Personal information
- Full name: Francisco José Maldonado Collante
- Date of birth: 2 June 1981 (age 45)
- Place of birth: San Fernando, Spain
- Height: 1.79 m (5 ft 10 in)
- Position: Forward

Youth career
- Betis

Senior career*
- Years: Team / Apps / (Gls)
- 1999–2004: Betis B / 111 / (40)
- 2003–2008: Betis / 19 / (0)
- 2004–2005: → Ceuta (loan) / 34 / (7)
- 2005–2006: → Lorca Deportiva (loan) / 26 / (13)
- 2007–2008: → Gimnàstic (loan) / 31 / (4)
- 2008–2010: Sporting Gijón / 35 / (2)
- 2010–2012: Cartagena / 14 / (0)
- 2012–2013: Xerez / 46 / (7)
- 2013: Chania / 0 / (0)
- 2014–2016: San Fernando / 68 / (24)

= Tati Maldonado =

Spanish footballer

Francisco José 'Tati' Maldonado Collante (born 2 June 1981) is a Spanish former footballer who played as a forward.

==Club career==
Maldonado, a product of Real Betis's youth system, was born in San Fernando, Cádiz, and played for the Andalusia club four seasons, making his La Liga debut on 8 February 2003 by featuring 15 minutes in a 1–4 away loss against Real Madrid. He would only appear in four games in two seasons combined before moving to AD Ceuta and then Lorca Deportiva CF, completing successful loan spells.

During the summer of 2006, Betis re-signed Maldonado from Lorca for €62,000. He impressed during the summer friendlies, and was given a starting place against Valencia CF in a 1–2 away loss for the season opener, as a right winger in the absence of Joaquín.

Following a promising start – with another four matches in the starting XI – that included an assist against Athletic Bilbao in a 3–0 home win, Maldonado found himself out of favour with newly appointed coach Luis Fernández, and finished the campaign with 15 appearances, going scoreless in the process.

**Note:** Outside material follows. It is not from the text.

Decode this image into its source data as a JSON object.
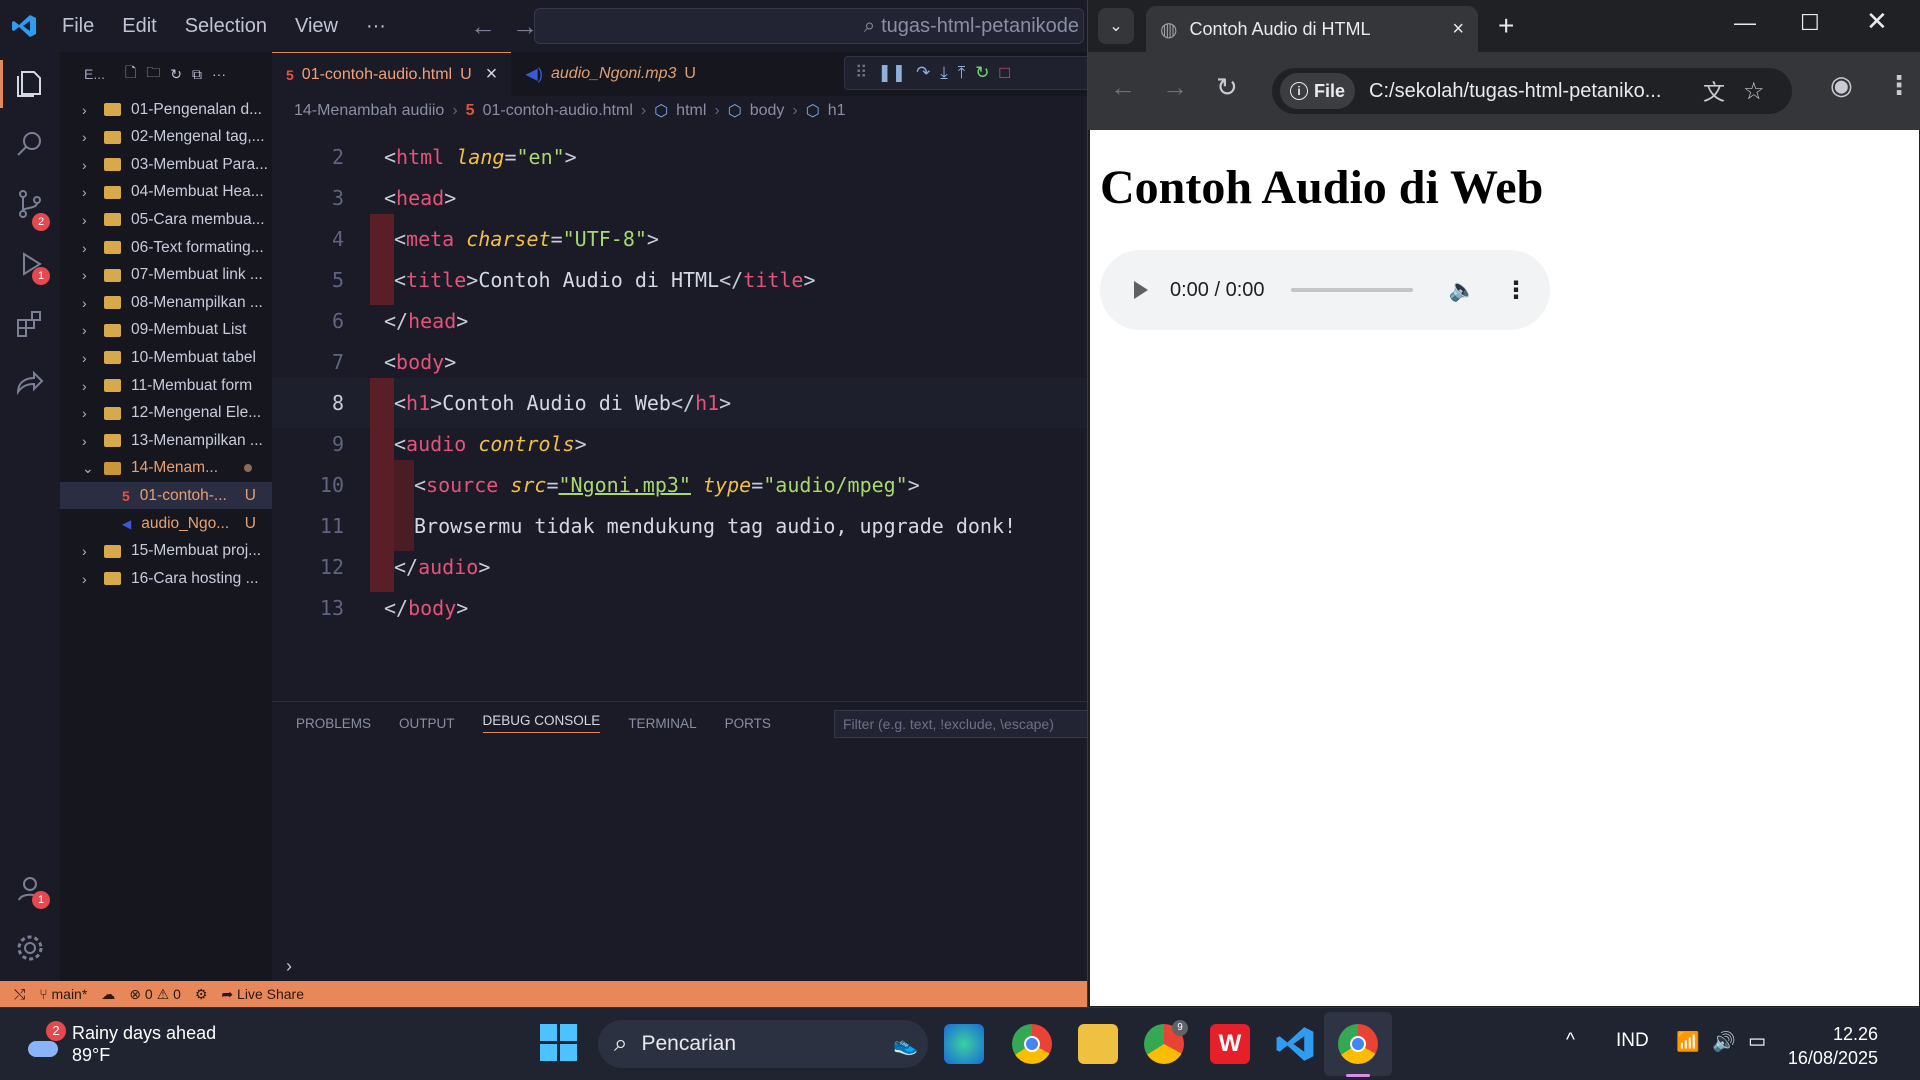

In 2007–08, Maldonado was again loaned, to second division club Gimnàstic de Tarragona. At the end of the season he joined promoted Sporting de Gijón, on a three-year deal; on 21 December 2008 he netted his first goal for the Asturians, in a 1–0 home win over UD Almería, with his team narrowly avoiding top flight relegation.

After a poor second season individually, Maldonado left for FC Cartagena in the second level. He continued competing in the category in the following years with Xerez CD, being relegated in 2013.